So what is Cholesteatoma?
Cholesteatoma is a disease where an abnormal growth of skin cells grow in the ear causing damage to the delicate structures inside the ear. It is not cancerous and typically grows in the middle section of your ear, behind your ear drum. Symptoms of cholesteatoma include repeated ear infections, discharge from the ear and hearing loss. If left untreated cholesteatoma grows and eats away at the structure of the ear. The only treatment is surgery.
In normal circumstances the ear skin migrates form the ear drum outwards and does not cause any problems. If this migration is disrupted it can create a retraction pocket which traps the skin within a sac and the two events occurring together are called a cholesteatoma. Cholesteatoma can also be caused if the skin cells migrate in the wrong direction and are trapped in the middle ear.
There are two main types of cholesteatoma. Congenital cholesteatoma is caused by skin cells that have been in the wrong place since birth. Acquired cholesteatoma occurs at some point possibly due to an infection or inflammation. The most common type is acquired cholesteatoma.
It is thought that for every 1000 people seen for ear infections in ENT, about 1 will have cholesteatoma. It is said that about 1 in every 16,000 people have cholesteatoma which would be about 4000 people in the UK (with a 1000 of those being children).
There is a difference in how cholesteatoma behaves in children compared to adults. In children the cholesteatoma is a lot more aggressive and can therefore cause more damage to internal structures. There are a number of reasons for this. The main reason is because the ear presents new virgin territory for the cholesteatoma to spread, and because of the greater number of air cells inside children’s bones which allows easier conditions for the cholesteatoma. Also the internal structures are a lot smaller and less well developed which makes them vulnerable. In adults, the bone is thicker due to increased number of infections which makes the cholesteatoma slower to grow and more contained.
There are a number of theories on how cholesteatoma is formed. The first is that the ear drum becomes retracted and skin on the ear drum travels into the middle ear. The second is that skin cells build up because the ear is not removing dead skin cells to the outside of the ear. More research is needed, although it is possible there are multiple methods of acquiring cholesteatoma.

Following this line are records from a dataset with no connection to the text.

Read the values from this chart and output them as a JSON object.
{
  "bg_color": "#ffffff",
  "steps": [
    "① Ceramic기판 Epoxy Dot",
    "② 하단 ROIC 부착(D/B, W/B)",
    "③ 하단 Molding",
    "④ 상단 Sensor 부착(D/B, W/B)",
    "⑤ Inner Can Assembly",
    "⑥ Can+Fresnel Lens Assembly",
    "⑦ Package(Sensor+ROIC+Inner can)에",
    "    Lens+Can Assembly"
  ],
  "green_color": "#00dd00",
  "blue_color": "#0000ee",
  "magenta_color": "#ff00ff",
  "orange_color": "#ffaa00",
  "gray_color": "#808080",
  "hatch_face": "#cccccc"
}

Whatever theory explains your cholesteatoma, a cholesteatoma has a special enzyme which in effect ‘eats’ bones (hearing bones, bones that control balance, bone covering the facial nerve and the skull protecting the brain). Therefore, treatment to remove cholesteatoma is very important, and we are lucky that we have access to modern medicine around the world.
Treatment for cholesteatoma is through surgery to physically remove the cholesteatoma sac. The aim of the surgery is to create an ear that is cholesteatoma free, and dry (not infected). In some cases repeated surgeries may be needed to completely remove the cholesteatoma. The way that the cholesteatoma attaches itself inside the ear means that the disease has to be meticulously scrapped off or removed with a laser. Surgery can last many hours. The challenge is to maintain the hearing bones and other structures within the ear whilst removing the cholesteatoma. Ultimately the main aim is to become cholesteatoma free, hearing preservation or improvement is a secondary aim.
There are two main types of surgery – canal wall up and canal wall down. Typically canal wall up is performed a few times to try and remove the cholesteatoma. If after a few attempts the cholesteatoma is not removed, then a canal wall down procedure is performed. The latter may be performed in the first instance if the disease is widespread.
Canal wall up procedure allows for preserving the back wall of the ear canal, thus maintaining normal anatomical relationship for any future surgery to improve hearing (ossiculoplasty). The downside is that potential recurrence cannot be easily identified, therefore a second look operation may be required. Some hospitals are using a diffusion weighted MRI scan to identify recurrences, avoiding the need for repeat surgery to monitor for a recurrence. The scans may not be available in all hospitals and require a degree of expertise in interpreting.
The main advantage of the canal wall down surgery is that it allows for greater opportunity to clean the ensuing mastoid cavity in the outpatient clinic and identify problems earlier.
There are some risks to having surgery such as damage to the facial nerve, removal of ear bones which may affect hearing, damage to the balance organ, tinnitus, damage to the nerve supplying taste buds in the front part of the tongue. These risks can also happen if the cholesteatoma is left untreated. However, surgery is needed to prevent the cholesteatoma from entering the brain and causing meningitis.
Cholesteatoma requires regular follow ups, and canal wall up procedures require a ‘second look’ surgery to see if it has returned. There have been cases of cholesteatoma returning years and even decades later.